The freight wagon doctors

Instandshaltung der Züge

Maintenance: good care makes all the difference

In 11 plants, 15 field offices and 58 mobile teams, DB Cargo AG's maintenance division offers the largest maintenance network in Germany for operational and scheduled maintenance as well as overhauls for locomotives and freight wagons.

 The freight wagon doctor will see you now

Freight wagons are a stable bunch. Vehicles like them can last for 30 to 40 years. Of course, that’s only possible with the proper maintenance. And that’s the job of Sebastian Schauerte, head of the freight wagon depot at Gremberg, and his 98 employees. They maintain and repair around 36 freight wagons every day, which comes out to 9,000 per year.
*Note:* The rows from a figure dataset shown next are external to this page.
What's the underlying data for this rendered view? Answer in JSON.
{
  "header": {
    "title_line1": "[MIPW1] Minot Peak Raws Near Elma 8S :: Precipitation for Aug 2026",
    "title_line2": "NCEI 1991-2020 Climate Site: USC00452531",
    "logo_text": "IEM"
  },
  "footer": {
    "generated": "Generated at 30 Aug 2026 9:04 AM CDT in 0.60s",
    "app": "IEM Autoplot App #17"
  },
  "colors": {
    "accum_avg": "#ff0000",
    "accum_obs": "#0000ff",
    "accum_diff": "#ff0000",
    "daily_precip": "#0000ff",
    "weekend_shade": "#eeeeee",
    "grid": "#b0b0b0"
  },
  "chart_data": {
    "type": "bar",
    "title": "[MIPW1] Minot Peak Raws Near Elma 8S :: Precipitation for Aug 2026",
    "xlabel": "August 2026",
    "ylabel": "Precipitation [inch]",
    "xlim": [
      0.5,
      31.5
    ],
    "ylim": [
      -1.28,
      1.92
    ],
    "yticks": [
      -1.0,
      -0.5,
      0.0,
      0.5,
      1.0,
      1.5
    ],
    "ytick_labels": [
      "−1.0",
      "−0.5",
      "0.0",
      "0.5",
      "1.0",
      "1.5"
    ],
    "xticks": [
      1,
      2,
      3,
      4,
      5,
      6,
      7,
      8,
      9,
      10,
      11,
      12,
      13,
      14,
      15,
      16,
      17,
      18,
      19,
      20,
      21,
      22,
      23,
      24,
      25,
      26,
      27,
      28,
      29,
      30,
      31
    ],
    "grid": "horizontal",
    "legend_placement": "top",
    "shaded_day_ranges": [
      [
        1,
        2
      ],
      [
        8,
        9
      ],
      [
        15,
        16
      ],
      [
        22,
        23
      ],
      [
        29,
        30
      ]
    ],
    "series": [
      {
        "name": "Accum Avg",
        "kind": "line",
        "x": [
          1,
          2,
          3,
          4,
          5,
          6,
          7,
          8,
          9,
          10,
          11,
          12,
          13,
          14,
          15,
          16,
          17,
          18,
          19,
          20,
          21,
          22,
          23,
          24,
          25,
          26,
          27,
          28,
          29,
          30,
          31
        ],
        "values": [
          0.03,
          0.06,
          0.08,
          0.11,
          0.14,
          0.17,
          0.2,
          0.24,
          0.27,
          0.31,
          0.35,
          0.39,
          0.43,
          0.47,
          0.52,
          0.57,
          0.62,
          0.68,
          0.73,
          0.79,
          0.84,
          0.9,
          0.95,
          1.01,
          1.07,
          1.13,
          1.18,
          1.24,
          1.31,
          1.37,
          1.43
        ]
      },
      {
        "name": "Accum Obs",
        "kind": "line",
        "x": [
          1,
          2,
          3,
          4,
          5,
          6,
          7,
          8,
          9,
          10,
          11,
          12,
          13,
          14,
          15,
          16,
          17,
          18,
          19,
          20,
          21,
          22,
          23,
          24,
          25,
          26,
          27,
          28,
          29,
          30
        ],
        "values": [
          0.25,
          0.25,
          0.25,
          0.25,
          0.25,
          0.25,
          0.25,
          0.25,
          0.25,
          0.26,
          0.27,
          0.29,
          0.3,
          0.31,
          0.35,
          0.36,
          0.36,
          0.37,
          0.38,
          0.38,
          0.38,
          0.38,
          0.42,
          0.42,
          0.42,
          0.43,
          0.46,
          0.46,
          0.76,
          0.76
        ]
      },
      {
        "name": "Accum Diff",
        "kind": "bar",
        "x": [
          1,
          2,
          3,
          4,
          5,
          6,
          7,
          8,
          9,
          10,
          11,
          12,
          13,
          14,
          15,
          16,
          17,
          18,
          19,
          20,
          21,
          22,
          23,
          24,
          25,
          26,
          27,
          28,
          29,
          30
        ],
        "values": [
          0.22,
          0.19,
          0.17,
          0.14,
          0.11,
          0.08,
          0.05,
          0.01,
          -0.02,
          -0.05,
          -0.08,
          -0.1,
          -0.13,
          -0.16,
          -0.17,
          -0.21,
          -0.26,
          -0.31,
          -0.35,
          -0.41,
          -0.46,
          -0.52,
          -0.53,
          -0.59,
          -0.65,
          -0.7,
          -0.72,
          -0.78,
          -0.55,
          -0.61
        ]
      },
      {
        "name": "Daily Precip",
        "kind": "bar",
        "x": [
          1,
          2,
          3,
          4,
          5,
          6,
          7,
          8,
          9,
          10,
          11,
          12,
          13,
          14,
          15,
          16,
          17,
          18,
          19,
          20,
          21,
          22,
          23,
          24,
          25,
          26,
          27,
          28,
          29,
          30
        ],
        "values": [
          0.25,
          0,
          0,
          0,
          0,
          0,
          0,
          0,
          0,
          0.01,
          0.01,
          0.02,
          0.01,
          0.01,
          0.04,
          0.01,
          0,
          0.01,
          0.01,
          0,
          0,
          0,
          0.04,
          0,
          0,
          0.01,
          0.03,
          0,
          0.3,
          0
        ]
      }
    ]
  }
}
Despite the wagons’ fundamentally robust design, it doesn’t do their partitions and sliding doors a bit of good to be moved around by forklift. Wagons are also frequently damaged when they transport scrap. “It’s bad for the wagons if a big magnet or an excavator shovel falls on top of them once or twice from above to try to make enough room to fit in maybe one more half tonne of scrap”, says Schauerte.

When that happens, his industrial mechanics and welders need to step in to straighten the wagons’ metal plates, which can be up to 10 mm thick. But they work most often on wheels and brakes, which are the wearing parts of freight wagons. “Brake shoes and wheelsets are swapped out in a timely fashion as a precaution to prevent them from potentially becoming a safety issue”, Schauerte explains. Sometimes trains brake too heavily and the wheels lock up. That causes flat areas to develop on the wheels, which pound onto the tracks. “This does quite a bit of damage to the tracks. But in rail transport, wheelsets are supposed to wear, because you can replace them more quickly than rails”, Schauerte adds. The damaged wheels can usually be repaired; a wheel lathe ensures that they are made perfectly round again.

Keeping close track

Regular reviews are conducted to ensure the freight wagon doctors are working properly. DB Cargo performs audits, for instance. External customers also send their inspectors by every one to three years. Last but not least, the German Federal Railway Authority also audits four DB Cargo mainte­nance depots a week, so every depot is thoroughly scrutinised about every three years.

When damaged freight wagons cannot make it to the depot by themselves, the doctors even make “house calls”. One of 58 mobile teams throughout Germany drives to a railway station or a customer’s loading yard and solves the problem right there. See the next page to learn more about how teams like this work.

DB Cargo has roughly 200 different types of freight wagons in operation. To ensure that they always run safely, they undergo maintenance at regular intervals at maintenance depots like the one in Cologne-Gremberg.

“We very rarely see damage that is a safety issue.”

Sebastian Schauerte, Head of the freight wagon production at the Cologne-Gremberg maintenance depot

 

Maintenance facts and figures 

DB Cargo goes to considerable effort and expense to ensure that its vehicles are safe and operational.

  • Eleven DB Cargo maintenance depots throughout Germany, another 15 satellite depots, 58 mobile teams for freight wagons and locomotives.
  • 2,300 employees working throughout Germany in two or three shifts.
  • Approximately ten professions and jobs: industrial mechanics (metal workers), construction mechanics, welders, wagon inspectors, electronics engineers, mechatronics engineers, warehouse logistics specialists and engineers.